I sigh. “I don’t know if wrong is the word I would use.”

“Stop beating around the bush, Theo.”

“I have a daughter.” I feel like I’ve shouted the words. Somehow, saying them out loud is very different from being told them or just repeating them in my head.

The line is silent.

“I just found out last night.”

I wait a few beats. Still silent. I flip the phone to check the screen and make sure I’m still connected.

“Mom?”

“Oh, Theo.” She almost sighs it, like I exhaust her. And I’m sure that on some level I do. Choosing to pursue the career that killed my dad might be one of the most thoroughly exhausting things I’ve ever done to my mother, but she still supports me. She always has. I’m hoping I haven’t pushed her too far with this little tidbit though.

“Are you okay?”

A heavy breath I’d been holding leaves me in a whoosh. “I’m . . . yeah. I think I’m just in shock.”

“How did this happen?”

“Well, Mom, when two people—”

“Theodore Silva. Don’t turn this into a joke to cope with your feelings. Talk to me.”

I hear her pouring water into a cup, taking things in her stride like she always has with us kids. The universe blessed her with two handfuls. Julia is just as bad as me.

“What do you want to know?”

“Everything! How old is she? What’s her name? Does she look like me? When can I meet her? And how the hell did this happen?”

No one but Loretta Silva would take this so easily. “And you were on my case for covering with jokes.”

She blows a raspberry, and I can envision her flipping a hand across herself like she’s swatting a fly as if we were in the same room.

So, I fill her in on everything I know, noting the happy little sigh she makes when I tell her about Vivienne. I don’t miss the strangled sound that catches in her throat when I explain how it all got lost in translation.

“I could kill that Geoff asshole,” she mutters.

“No, he’s mine to kill.”

“Theo! You can’t threaten shit like that. You’re a father now.”

Fuck. I’m a father now.

“Okay, so I need to compose myself before I cross that bridge. And tell Winter’s dad since he’s Geoff’s boss, and that is all its own massive clusterfuck.”

“So, the mom is Rhett’s sister-in-law?”

“Well, the wedding isn’t until next month. Remember? You’re invited.”

“Don’t be like that, Theo. You know what I’m asking.”

My teeth graze along my bottom lip as I stare up at the white popcorn-style ceiling. Since I failed to put up any blinds, morning light has filled the room, and the blue hue gives the space a cool, serene vibe that reminds me of Winter.

“Yeah. It’s her.”

“Huh. That girl, huh? Well, I can’t wait to meet her.”

“Vivienne?”

“No. Well, yes. But Winter too.”

I smile up at the ceiling. “Yeah, I think you’ll like her.”

“How is she holding up? I was never a single mom with a baby. But I remember your dad going on the road and leaving me home alone with you two.

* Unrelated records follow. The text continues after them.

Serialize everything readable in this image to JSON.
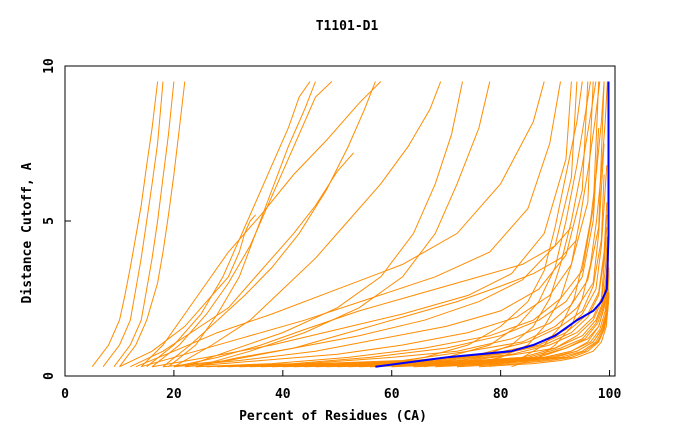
{
  "chart_data": {
    "type": "line",
    "title": "T1101-D1",
    "xlabel": "Percent of Residues (CA)",
    "ylabel": "Distance Cutoff, A",
    "xlim": [
      0,
      101
    ],
    "ylim": [
      0,
      10
    ],
    "xticks": [
      0,
      20,
      40,
      60,
      80,
      100
    ],
    "yticks": [
      0,
      5,
      10
    ],
    "grid": false,
    "legend": "none",
    "colors": {
      "models": "#ff8c00",
      "highlight": "#0000ff"
    },
    "series": [
      {
        "color": "#ff8c00",
        "x": [
          5,
          8,
          10,
          11,
          12,
          13,
          14,
          15,
          16,
          17
        ],
        "y": [
          0.3,
          1.0,
          1.8,
          2.6,
          3.5,
          4.5,
          5.5,
          6.8,
          8.0,
          9.5
        ]
      },
      {
        "color": "#ff8c00",
        "x": [
          7,
          10,
          12,
          13,
          14,
          15,
          16,
          17,
          18
        ],
        "y": [
          0.3,
          1.0,
          1.8,
          2.8,
          3.8,
          5.0,
          6.2,
          7.5,
          9.5
        ]
      },
      {
        "color": "#ff8c00",
        "x": [
          9,
          12,
          14,
          15,
          16,
          17,
          18,
          19,
          20
        ],
        "y": [
          0.3,
          1.0,
          1.8,
          2.8,
          3.8,
          5.0,
          6.4,
          7.8,
          9.5
        ]
      },
      {
        "color": "#ff8c00",
        "x": [
          10,
          13,
          15,
          17,
          18,
          19,
          20,
          21,
          22
        ],
        "y": [
          0.3,
          1.0,
          1.8,
          3.0,
          4.0,
          5.2,
          6.5,
          8.0,
          9.5
        ]
      },
      {
        "color": "#ff8c00",
        "x": [
          14,
          18,
          22,
          26,
          30,
          36,
          42,
          48,
          54,
          58
        ],
        "y": [
          0.3,
          1.0,
          2.0,
          3.0,
          4.0,
          5.2,
          6.5,
          7.6,
          8.8,
          9.5
        ]
      },
      {
        "color": "#ff8c00",
        "x": [
          15,
          20,
          25,
          29,
          32,
          35,
          38,
          41,
          43,
          45
        ],
        "y": [
          0.3,
          1.0,
          2.0,
          3.2,
          4.4,
          5.6,
          6.8,
          8.0,
          9.0,
          9.5
        ]
      },
      {
        "color": "#ff8c00",
        "x": [
          16,
          21,
          26,
          30,
          34,
          37,
          40,
          43,
          46,
          49
        ],
        "y": [
          0.3,
          1.0,
          2.0,
          3.0,
          4.2,
          5.4,
          6.6,
          7.8,
          9.0,
          9.5
        ]
      },
      {
        "color": "#ff8c00",
        "x": [
          18,
          23,
          28,
          33,
          38,
          43,
          48,
          52,
          55,
          57
        ],
        "y": [
          0.3,
          1.0,
          1.8,
          2.6,
          3.5,
          4.6,
          6.0,
          7.4,
          8.6,
          9.5
        ]
      },
      {
        "color": "#ff8c00",
        "x": [
          19,
          24,
          28,
          32,
          35,
          38,
          41,
          44,
          46
        ],
        "y": [
          0.3,
          1.0,
          2.0,
          3.2,
          4.6,
          6.0,
          7.4,
          8.6,
          9.5
        ]
      },
      {
        "color": "#ff8c00",
        "x": [
          20,
          27,
          34,
          40,
          46,
          52,
          58,
          63,
          67,
          69
        ],
        "y": [
          0.3,
          1.0,
          1.8,
          2.8,
          3.8,
          5.0,
          6.2,
          7.4,
          8.6,
          9.5
        ]
      },
      {
        "color": "#ff8c00",
        "x": [
          22,
          30,
          40,
          50,
          58,
          64,
          68,
          71,
          73
        ],
        "y": [
          0.3,
          0.8,
          1.4,
          2.2,
          3.2,
          4.6,
          6.2,
          7.8,
          9.5
        ]
      },
      {
        "color": "#ff8c00",
        "x": [
          24,
          34,
          44,
          54,
          62,
          68,
          72,
          76,
          78
        ],
        "y": [
          0.3,
          0.8,
          1.4,
          2.2,
          3.2,
          4.6,
          6.2,
          8.0,
          9.5
        ]
      },
      {
        "color": "#ff8c00",
        "x": [
          13,
          20,
          28,
          38,
          50,
          62,
          72,
          80,
          86,
          88
        ],
        "y": [
          0.3,
          0.8,
          1.4,
          2.0,
          2.8,
          3.6,
          4.6,
          6.2,
          8.2,
          9.5
        ]
      },
      {
        "color": "#ff8c00",
        "x": [
          14,
          22,
          32,
          44,
          56,
          68,
          78,
          85,
          89,
          91
        ],
        "y": [
          0.3,
          0.7,
          1.2,
          1.8,
          2.5,
          3.2,
          4.0,
          5.4,
          7.5,
          9.5
        ]
      },
      {
        "color": "#ff8c00",
        "x": [
          16,
          26,
          38,
          50,
          62,
          74,
          82,
          88,
          92,
          93
        ],
        "y": [
          0.3,
          0.6,
          1.0,
          1.5,
          2.0,
          2.6,
          3.3,
          4.6,
          7.0,
          9.5
        ]
      },
      {
        "color": "#ff8c00",
        "x": [
          18,
          30,
          42,
          54,
          66,
          76,
          84,
          90,
          93,
          94
        ],
        "y": [
          0.3,
          0.5,
          0.9,
          1.3,
          1.8,
          2.4,
          3.1,
          4.2,
          6.4,
          9.5
        ]
      },
      {
        "color": "#ff8c00",
        "x": [
          20,
          32,
          46,
          58,
          70,
          80,
          87,
          92,
          95,
          96
        ],
        "y": [
          0.3,
          0.5,
          0.8,
          1.2,
          1.6,
          2.1,
          2.8,
          3.9,
          6.0,
          9.5
        ]
      },
      {
        "color": "#ff8c00",
        "x": [
          22,
          36,
          50,
          62,
          74,
          83,
          89,
          93,
          96,
          97
        ],
        "y": [
          0.3,
          0.5,
          0.7,
          1.0,
          1.4,
          1.9,
          2.6,
          3.6,
          5.6,
          9.5
        ]
      },
      {
        "color": "#ff8c00",
        "x": [
          24,
          38,
          52,
          66,
          78,
          86,
          91,
          95,
          97,
          98
        ],
        "y": [
          0.3,
          0.4,
          0.6,
          0.9,
          1.3,
          1.8,
          2.5,
          3.4,
          5.4,
          9.5
        ]
      },
      {
        "color": "#ff8c00",
        "x": [
          26,
          42,
          56,
          70,
          80,
          87,
          92,
          95,
          97,
          98
        ],
        "y": [
          0.3,
          0.4,
          0.6,
          0.9,
          1.3,
          1.8,
          2.4,
          3.2,
          5.0,
          8.0
        ]
      },
      {
        "color": "#ff8c00",
        "x": [
          28,
          44,
          60,
          72,
          82,
          89,
          93,
          96,
          98,
          99
        ],
        "y": [
          0.3,
          0.4,
          0.6,
          0.8,
          1.2,
          1.7,
          2.3,
          3.1,
          4.8,
          9.5
        ]
      },
      {
        "color": "#ff8c00",
        "x": [
          30,
          46,
          62,
          74,
          84,
          90,
          94,
          97,
          98,
          99
        ],
        "y": [
          0.3,
          0.4,
          0.5,
          0.8,
          1.1,
          1.6,
          2.2,
          3.0,
          4.6,
          7.5
        ]
      },
      {
        "color": "#ff8c00",
        "x": [
          32,
          50,
          64,
          76,
          85,
          91,
          95,
          97,
          98.5,
          99
        ],
        "y": [
          0.3,
          0.4,
          0.5,
          0.7,
          1.1,
          1.6,
          2.1,
          2.9,
          4.4,
          6.5
        ]
      },
      {
        "color": "#ff8c00",
        "x": [
          34,
          52,
          66,
          78,
          86,
          92,
          95,
          97.5,
          98.5,
          99.5
        ],
        "y": [
          0.3,
          0.4,
          0.5,
          0.7,
          1.0,
          1.5,
          2.0,
          2.8,
          4.2,
          6.8
        ]
      },
      {
        "color": "#ff8c00",
        "x": [
          36,
          54,
          68,
          79,
          87,
          92,
          96,
          98,
          99,
          99.5
        ],
        "y": [
          0.3,
          0.4,
          0.5,
          0.7,
          1.0,
          1.4,
          2.0,
          2.7,
          4.0,
          5.6
        ]
      },
      {
        "color": "#ff8c00",
        "x": [
          38,
          56,
          70,
          80,
          88,
          93,
          96,
          98,
          99,
          99.5
        ],
        "y": [
          0.3,
          0.4,
          0.5,
          0.7,
          1.0,
          1.4,
          1.9,
          2.6,
          3.8,
          5.2
        ]
      },
      {
        "color": "#ff8c00",
        "x": [
          40,
          58,
          72,
          82,
          89,
          94,
          97,
          98.5,
          99,
          99.5
        ],
        "y": [
          0.3,
          0.4,
          0.5,
          0.7,
          1.0,
          1.4,
          1.9,
          2.5,
          3.6,
          4.8
        ]
      },
      {
        "color": "#ff8c00",
        "x": [
          42,
          60,
          74,
          83,
          90,
          94,
          97,
          98.5,
          99.2,
          99.6
        ],
        "y": [
          0.3,
          0.4,
          0.5,
          0.7,
          0.9,
          1.3,
          1.8,
          2.4,
          3.4,
          4.5
        ]
      },
      {
        "color": "#ff8c00",
        "x": [
          44,
          62,
          75,
          84,
          90,
          95,
          97.5,
          98.8,
          99.4,
          99.7
        ],
        "y": [
          0.3,
          0.4,
          0.5,
          0.6,
          0.9,
          1.3,
          1.8,
          2.4,
          3.3,
          4.2
        ]
      },
      {
        "color": "#ff8c00",
        "x": [
          46,
          64,
          76,
          85,
          91,
          95,
          97.5,
          98.8,
          99.4,
          99.8
        ],
        "y": [
          0.3,
          0.4,
          0.5,
          0.6,
          0.9,
          1.2,
          1.7,
          2.3,
          3.2,
          4.0
        ]
      },
      {
        "color": "#ff8c00",
        "x": [
          48,
          66,
          78,
          86,
          92,
          95.5,
          97.8,
          99,
          99.5,
          99.8
        ],
        "y": [
          0.3,
          0.4,
          0.5,
          0.6,
          0.9,
          1.2,
          1.7,
          2.3,
          3.1,
          3.8
        ]
      },
      {
        "color": "#ff8c00",
        "x": [
          50,
          68,
          79,
          87,
          92,
          96,
          98,
          99,
          99.5,
          99.8
        ],
        "y": [
          0.3,
          0.4,
          0.5,
          0.6,
          0.9,
          1.2,
          1.6,
          2.2,
          3.0,
          3.6
        ]
      },
      {
        "color": "#ff8c00",
        "x": [
          52,
          70,
          80,
          88,
          93,
          96,
          98,
          99,
          99.6,
          99.9
        ],
        "y": [
          0.3,
          0.4,
          0.5,
          0.6,
          0.8,
          1.1,
          1.6,
          2.2,
          2.9,
          3.5
        ]
      },
      {
        "color": "#ff8c00",
        "x": [
          54,
          72,
          82,
          88,
          93,
          96.5,
          98.2,
          99.2,
          99.6,
          99.9
        ],
        "y": [
          0.3,
          0.4,
          0.5,
          0.6,
          0.8,
          1.1,
          1.5,
          2.1,
          2.8,
          3.4
        ]
      },
      {
        "color": "#ff8c00",
        "x": [
          56,
          74,
          83,
          89,
          94,
          97,
          98.5,
          99.3,
          99.7,
          99.9
        ],
        "y": [
          0.3,
          0.4,
          0.5,
          0.6,
          0.8,
          1.1,
          1.5,
          2.0,
          2.7,
          3.3
        ]
      },
      {
        "color": "#ff8c00",
        "x": [
          60,
          76,
          84,
          90,
          94,
          97,
          98.6,
          99.4,
          99.8
        ],
        "y": [
          0.3,
          0.4,
          0.5,
          0.6,
          0.8,
          1.1,
          1.5,
          2.0,
          2.8
        ]
      },
      {
        "color": "#ff8c00",
        "x": [
          64,
          78,
          85,
          91,
          95,
          97.5,
          98.8,
          99.5,
          99.9
        ],
        "y": [
          0.3,
          0.4,
          0.5,
          0.6,
          0.8,
          1.1,
          1.5,
          2.0,
          2.7
        ]
      },
      {
        "color": "#ff8c00",
        "x": [
          68,
          80,
          87,
          92,
          95.5,
          97.8,
          99,
          99.6,
          99.9
        ],
        "y": [
          0.3,
          0.4,
          0.5,
          0.6,
          0.8,
          1.1,
          1.5,
          2.0,
          2.6
        ]
      },
      {
        "color": "#ff8c00",
        "x": [
          72,
          83,
          89,
          93,
          96,
          98,
          99,
          99.7
        ],
        "y": [
          0.3,
          0.4,
          0.5,
          0.6,
          0.8,
          1.1,
          1.5,
          2.2
        ]
      },
      {
        "color": "#ff8c00",
        "x": [
          76,
          86,
          91,
          94,
          97,
          98.5,
          99.4,
          99.8
        ],
        "y": [
          0.3,
          0.4,
          0.5,
          0.6,
          0.8,
          1.1,
          1.6,
          2.4
        ]
      },
      {
        "color": "#ff8c00",
        "x": [
          56,
          66,
          74,
          80,
          85,
          88,
          90,
          92,
          94,
          95
        ],
        "y": [
          0.3,
          0.6,
          1.0,
          1.6,
          2.4,
          3.4,
          4.8,
          6.5,
          8.2,
          9.5
        ]
      },
      {
        "color": "#ff8c00",
        "x": [
          60,
          70,
          78,
          83,
          87,
          90,
          92,
          94,
          95.5,
          96.5
        ],
        "y": [
          0.3,
          0.6,
          1.0,
          1.6,
          2.4,
          3.5,
          5.0,
          6.8,
          8.4,
          9.5
        ]
      },
      {
        "color": "#ff8c00",
        "x": [
          66,
          76,
          82,
          86,
          89,
          91,
          93,
          95,
          96.5,
          97.5
        ],
        "y": [
          0.3,
          0.6,
          1.0,
          1.6,
          2.5,
          3.6,
          5.0,
          6.8,
          8.4,
          9.5
        ]
      },
      {
        "color": "#ff8c00",
        "x": [
          72,
          80,
          85,
          88,
          91,
          93,
          94.5,
          96,
          97.3,
          98.2
        ],
        "y": [
          0.3,
          0.6,
          1.0,
          1.6,
          2.5,
          3.6,
          5.0,
          6.6,
          8.2,
          9.5
        ]
      },
      {
        "color": "#ff8c00",
        "x": [
          78,
          84,
          88,
          91,
          93.5,
          95,
          96.5,
          97.6,
          98.5,
          99
        ],
        "y": [
          0.3,
          0.6,
          1.0,
          1.6,
          2.5,
          3.6,
          5.0,
          6.6,
          8.2,
          9.5
        ]
      },
      {
        "color": "#ff8c00",
        "x": [
          82,
          87,
          90,
          93,
          95,
          96.5,
          97.6,
          98.5,
          99.2,
          99.6
        ],
        "y": [
          0.3,
          0.6,
          1.0,
          1.6,
          2.5,
          3.6,
          5.0,
          6.6,
          8.2,
          9.5
        ]
      },
      {
        "color": "#ff8c00",
        "x": [
          10,
          16,
          22,
          26,
          30,
          32,
          33,
          34,
          35
        ],
        "y": [
          0.3,
          0.8,
          1.6,
          2.4,
          3.2,
          4.0,
          4.6,
          5.0,
          5.2
        ]
      },
      {
        "color": "#ff8c00",
        "x": [
          12,
          18,
          24,
          30,
          34,
          38,
          42,
          46,
          50,
          53
        ],
        "y": [
          0.3,
          0.8,
          1.5,
          2.2,
          3.0,
          3.8,
          4.6,
          5.5,
          6.6,
          7.2
        ]
      },
      {
        "color": "#ff8c00",
        "x": [
          20,
          28,
          36,
          44,
          54,
          64,
          74,
          84,
          90,
          93
        ],
        "y": [
          0.3,
          0.6,
          1.0,
          1.5,
          2.1,
          2.6,
          3.1,
          3.6,
          4.2,
          4.8
        ]
      },
      {
        "color": "#ff8c00",
        "x": [
          24,
          32,
          42,
          52,
          62,
          72,
          80,
          86,
          91,
          94
        ],
        "y": [
          0.3,
          0.6,
          0.9,
          1.4,
          1.9,
          2.4,
          2.9,
          3.3,
          3.8,
          4.4
        ]
      },
      {
        "color": "#0000ff",
        "x": [
          57,
          70,
          82,
          86,
          90,
          94,
          97,
          98.5,
          99.5,
          99.8,
          99.8,
          99.8,
          99.8
        ],
        "y": [
          0.3,
          0.6,
          0.8,
          1.0,
          1.3,
          1.8,
          2.1,
          2.4,
          2.8,
          4.5,
          6.5,
          8.0,
          9.5
        ]
      }
    ]
  }
}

I would practically toss you at him and walk out the door the minute he got back, just so I could have a few minutes by myself.”

“I think she’s okay. Happy but overwhelmed, if that makes sense?”

“That makes perfect sense. If I wrote a dictionary, that might be the definition I put under motherhood.”

I laugh, lighter already for having talked to my mom.

“Theo, honey, the question any good dad would ask himself now is: what are you going to do to make her feel less overwhelmed?”